Population Growth and Population Aging in Alberta Municipalities


  • Kevin McQuillan University of Calgary
  • Michael Laszlo




Between 2011 and 2021, a significant number of Alberta’s towns, villages and rural areas experienced population stagnation or decline, while the cities and many nearby municipalities continued to grow. As smaller municipalities’ populations shrink or fail to grow, they also become disproportionately older—trends that can threaten tax bases and community involvement.

This demographic trend has two main causes. First, Alberta’s cities offer increasing employment opportunities in the rapidly growing service sector, while many smaller communities have seen declines in employment in the resource and manufacturing sectors important to their economies and struggle to attract new industries. Thus, as in the rest of the country, towns, villages and municipal districts lose residents, especially young people, to where the jobs are.

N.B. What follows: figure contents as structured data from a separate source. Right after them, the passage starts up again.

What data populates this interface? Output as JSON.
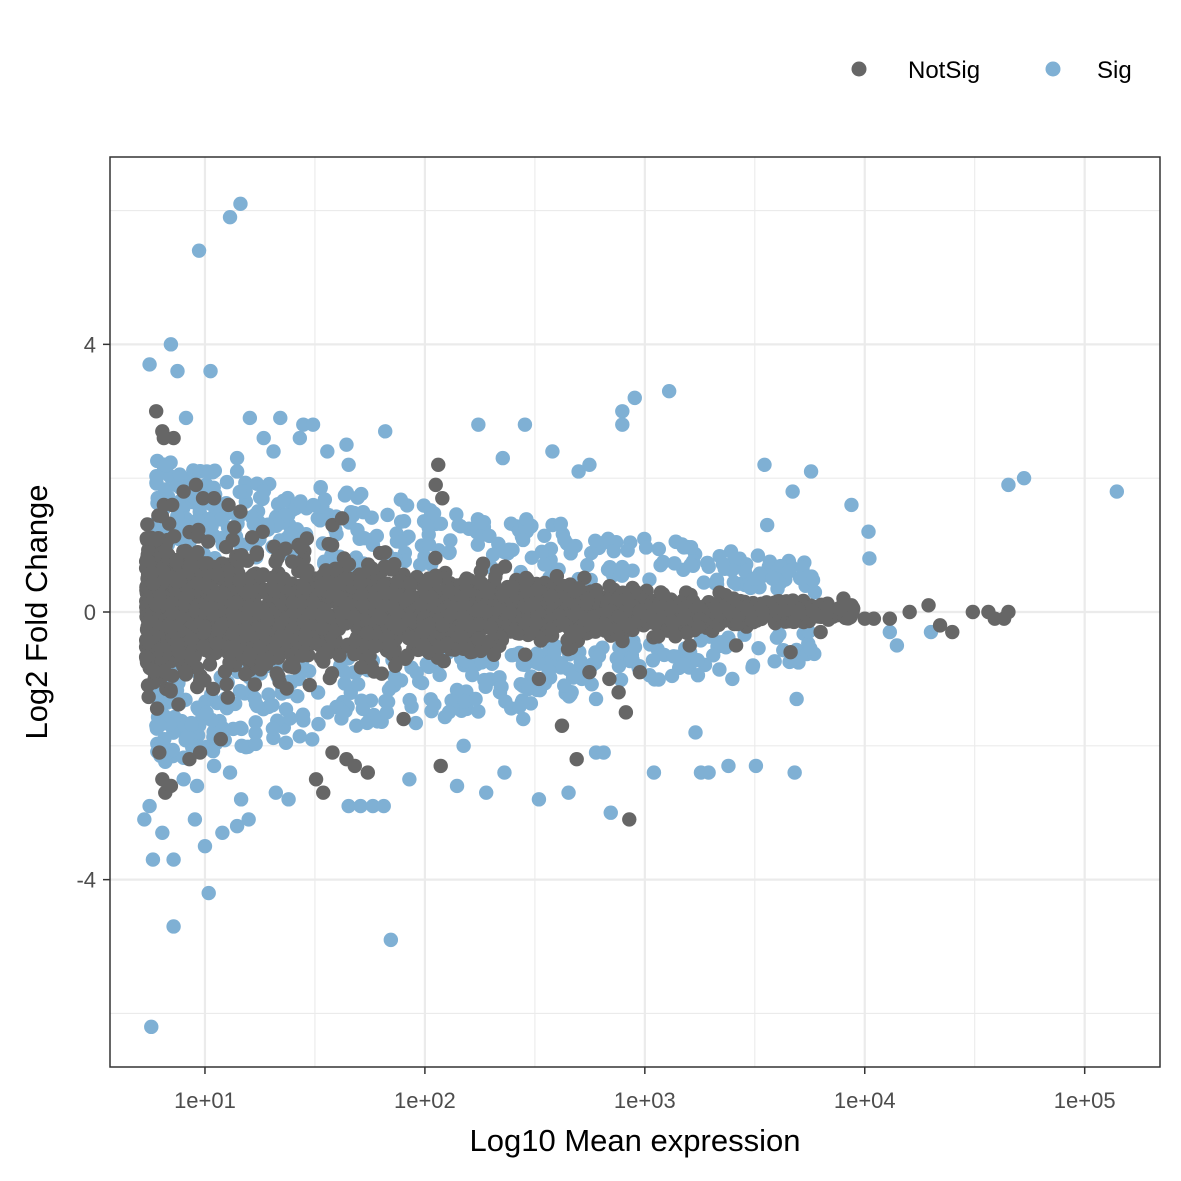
{
  "chart_data": {
    "type": "scatter",
    "xlabel": "Log10 Mean expression",
    "ylabel": "Log2 Fold Change",
    "x_scale": "log10",
    "xlim": [
      3.7,
      220000
    ],
    "ylim": [
      -6.8,
      6.8
    ],
    "x_ticks": [
      10,
      100,
      1000,
      10000,
      100000
    ],
    "x_tick_labels": [
      "1e+01",
      "1e+02",
      "1e+03",
      "1e+04",
      "1e+05"
    ],
    "y_ticks": [
      -4,
      0,
      4
    ],
    "y_tick_labels": [
      "-4",
      "0",
      "4"
    ],
    "grid": true,
    "legend": {
      "position": "top-right",
      "entries": [
        "NotSig",
        "Sig"
      ]
    },
    "colors": {
      "NotSig": "#666666",
      "Sig": "#7FB0D4",
      "grid": "#ebebeb",
      "frame": "#333333"
    },
    "series": [
      {
        "name": "NotSig",
        "note_points": "outlier and edge points read from the figure; the dense central cloud is the bulk of this series",
        "points": [
          [
            6.0,
            3.0
          ],
          [
            6.4,
            2.7
          ],
          [
            7.2,
            2.6
          ],
          [
            6.5,
            2.6
          ],
          [
            6.5,
            1.6
          ],
          [
            7.1,
            1.6
          ],
          [
            8.0,
            1.8
          ],
          [
            9.1,
            1.9
          ],
          [
            9.8,
            1.7
          ],
          [
            11.0,
            1.7
          ],
          [
            12.8,
            1.6
          ],
          [
            14.5,
            1.5
          ],
          [
            6.2,
            -2.1
          ],
          [
            6.4,
            -2.5
          ],
          [
            6.6,
            -2.7
          ],
          [
            7.0,
            -2.6
          ],
          [
            8.5,
            -2.2
          ],
          [
            9.5,
            -2.1
          ],
          [
            11.8,
            -1.9
          ],
          [
            32.0,
            -2.5
          ],
          [
            34.5,
            -2.7
          ],
          [
            38.0,
            -2.1
          ],
          [
            44.0,
            -2.2
          ],
          [
            48.0,
            -2.3
          ],
          [
            55.0,
            -2.4
          ],
          [
            80.0,
            -1.6
          ],
          [
            118.0,
            -2.3
          ],
          [
            38.0,
            1.3
          ],
          [
            42.0,
            1.4
          ],
          [
            115.0,
            2.2
          ],
          [
            112.0,
            1.9
          ],
          [
            120.0,
            1.7
          ],
          [
            330.0,
            -1.0
          ],
          [
            420.0,
            -1.7
          ],
          [
            490.0,
            -2.2
          ],
          [
            560.0,
            -0.9
          ],
          [
            690.0,
            -1.0
          ],
          [
            760.0,
            -1.2
          ],
          [
            820.0,
            -1.5
          ],
          [
            850.0,
            -3.1
          ],
          [
            950.0,
            -0.9
          ],
          [
            1600.0,
            -0.5
          ],
          [
            2600.0,
            -0.5
          ],
          [
            4600.0,
            -0.6
          ],
          [
            6300.0,
            -0.3
          ],
          [
            8000.0,
            0.2
          ],
          [
            8700.0,
            0.1
          ],
          [
            10000.0,
            -0.1
          ],
          [
            11000.0,
            -0.1
          ],
          [
            13000.0,
            -0.1
          ],
          [
            16000.0,
            0.0
          ],
          [
            19500.0,
            0.1
          ],
          [
            22000.0,
            -0.2
          ],
          [
            25000.0,
            -0.3
          ],
          [
            31000.0,
            0.0
          ],
          [
            36500.0,
            0.0
          ],
          [
            39000.0,
            -0.1
          ],
          [
            43000.0,
            -0.1
          ],
          [
            45000.0,
            0.0
          ]
        ]
      },
      {
        "name": "Sig",
        "note_points": "outlier and edge points read from the figure; the remaining points form bands above and below the NotSig cloud",
        "points": [
          [
            14.5,
            6.1
          ],
          [
            13.0,
            5.9
          ],
          [
            9.4,
            5.4
          ],
          [
            7.0,
            4.0
          ],
          [
            5.6,
            3.7
          ],
          [
            7.5,
            3.6
          ],
          [
            10.6,
            3.6
          ],
          [
            8.2,
            2.9
          ],
          [
            16.0,
            2.9
          ],
          [
            22.0,
            2.9
          ],
          [
            28.0,
            2.8
          ],
          [
            31.0,
            2.8
          ],
          [
            18.5,
            2.6
          ],
          [
            27.0,
            2.6
          ],
          [
            20.5,
            2.4
          ],
          [
            14.0,
            2.3
          ],
          [
            9.4,
            2.1
          ],
          [
            10.2,
            2.1
          ],
          [
            14.0,
            2.1
          ],
          [
            36.0,
            2.4
          ],
          [
            44.0,
            2.5
          ],
          [
            66.0,
            2.7
          ],
          [
            45.0,
            2.2
          ],
          [
            175.0,
            2.8
          ],
          [
            285.0,
            2.8
          ],
          [
            226.0,
            2.3
          ],
          [
            380.0,
            2.4
          ],
          [
            500.0,
            2.1
          ],
          [
            560.0,
            2.2
          ],
          [
            790.0,
            3.0
          ],
          [
            790.0,
            2.8
          ],
          [
            900.0,
            3.2
          ],
          [
            1290.0,
            3.3
          ],
          [
            3500.0,
            2.2
          ],
          [
            5700.0,
            2.1
          ],
          [
            4700.0,
            1.8
          ],
          [
            8700.0,
            1.6
          ],
          [
            3600.0,
            1.3
          ],
          [
            10400.0,
            1.2
          ],
          [
            10500.0,
            0.8
          ],
          [
            4500.0,
            0.6
          ],
          [
            3800.0,
            0.5
          ],
          [
            45000.0,
            1.9
          ],
          [
            53000.0,
            2.0
          ],
          [
            140000.0,
            1.8
          ],
          [
            20000.0,
            -0.3
          ],
          [
            13000.0,
            -0.3
          ],
          [
            14000.0,
            -0.5
          ],
          [
            5.6,
            -2.9
          ],
          [
            5.3,
            -3.1
          ],
          [
            5.8,
            -3.7
          ],
          [
            6.4,
            -3.3
          ],
          [
            7.2,
            -3.7
          ],
          [
            9.0,
            -3.1
          ],
          [
            10.0,
            -3.5
          ],
          [
            10.4,
            -4.2
          ],
          [
            7.2,
            -4.7
          ],
          [
            5.7,
            -6.2
          ],
          [
            70.0,
            -4.9
          ],
          [
            12.0,
            -3.3
          ],
          [
            14.0,
            -3.2
          ],
          [
            15.8,
            -3.1
          ],
          [
            14.6,
            -2.8
          ],
          [
            13.0,
            -2.4
          ],
          [
            9.2,
            -2.6
          ],
          [
            8.0,
            -2.5
          ],
          [
            11.0,
            -2.3
          ],
          [
            21.0,
            -2.7
          ],
          [
            24.0,
            -2.8
          ],
          [
            45.0,
            -2.9
          ],
          [
            51.0,
            -2.9
          ],
          [
            58.0,
            -2.9
          ],
          [
            65.0,
            -2.9
          ],
          [
            85.0,
            -2.5
          ],
          [
            140.0,
            -2.6
          ],
          [
            190.0,
            -2.7
          ],
          [
            230.0,
            -2.4
          ],
          [
            330.0,
            -2.8
          ],
          [
            450.0,
            -2.7
          ],
          [
            700.0,
            -3.0
          ],
          [
            1100.0,
            -2.4
          ],
          [
            1800.0,
            -2.4
          ],
          [
            2400.0,
            -2.3
          ],
          [
            3200.0,
            -2.3
          ],
          [
            4800.0,
            -2.4
          ],
          [
            1950.0,
            -2.4
          ],
          [
            1700.0,
            -1.8
          ],
          [
            2500.0,
            -1.0
          ],
          [
            4900.0,
            -1.3
          ],
          [
            600.0,
            -1.3
          ],
          [
            430.0,
            -1.1
          ],
          [
            170.0,
            -1.3
          ],
          [
            280.0,
            -1.6
          ],
          [
            150.0,
            -2.0
          ],
          [
            600.0,
            -2.1
          ],
          [
            650.0,
            -2.1
          ]
        ]
      }
    ]
  }
}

Second, while the province’s birth rate continues to decline, and overall growth has come to depend almost as much on international immigration as on natural growth, newcomers to the province tend to prefer the major urban areas.

Following Alberta’s boom years, the last decade saw decreased migration from other provinces into Alberta and a declining fertility rate. The province’s economy is now on the mend, with the highest employment rate in Canada; however, the once-high birth rates and elevated rates of internal migration from other provinces are unlikely to return. The pace of growth will depend on Alberta’s ability to attract a healthy share of the many new immigrants Canada intends to welcome over the decade ahead. Alberta’s smaller municipalities, in turn, need strategies to attract immigrants. For this, they will require employment opportunities and dedicated resources to assist newcomers. Manitoba has had success in doing this and may offer Alberta an example of how to proceed.

Some emerging economic and social trends may work to the benefit of smaller municipalities. For example, industries that require large amounts of land or significant storage facilities often opt to locate outside the big cities. New developments in agriculture and energy, especially in geothermal and hydrogen, may open new opportunities for growth in towns and rural areas. While Alberta is unlikely to replicate B.C.’s success in attracting retirees, the popularity of outdoor recreation provides a chance for many municipalities to attract new residents.

Although changes in work practices brought about by the COVID-19 pandemic make future trends difficult to predict, as people continue to work at a distance from their places of employment, it is possible that Alberta could see a demographic shift away from the urban centres. Smaller municipalities may attract both city dwellers and immigrants seeking the benefits of life away from the cities, including bigger and less costly properties.

Nevertheless, slower growth and population aging are likely to continue, and communities must use the coming years to prepare, putting in place necessary services, especially those related to health care. This is especially vital in communities far from the urban centres.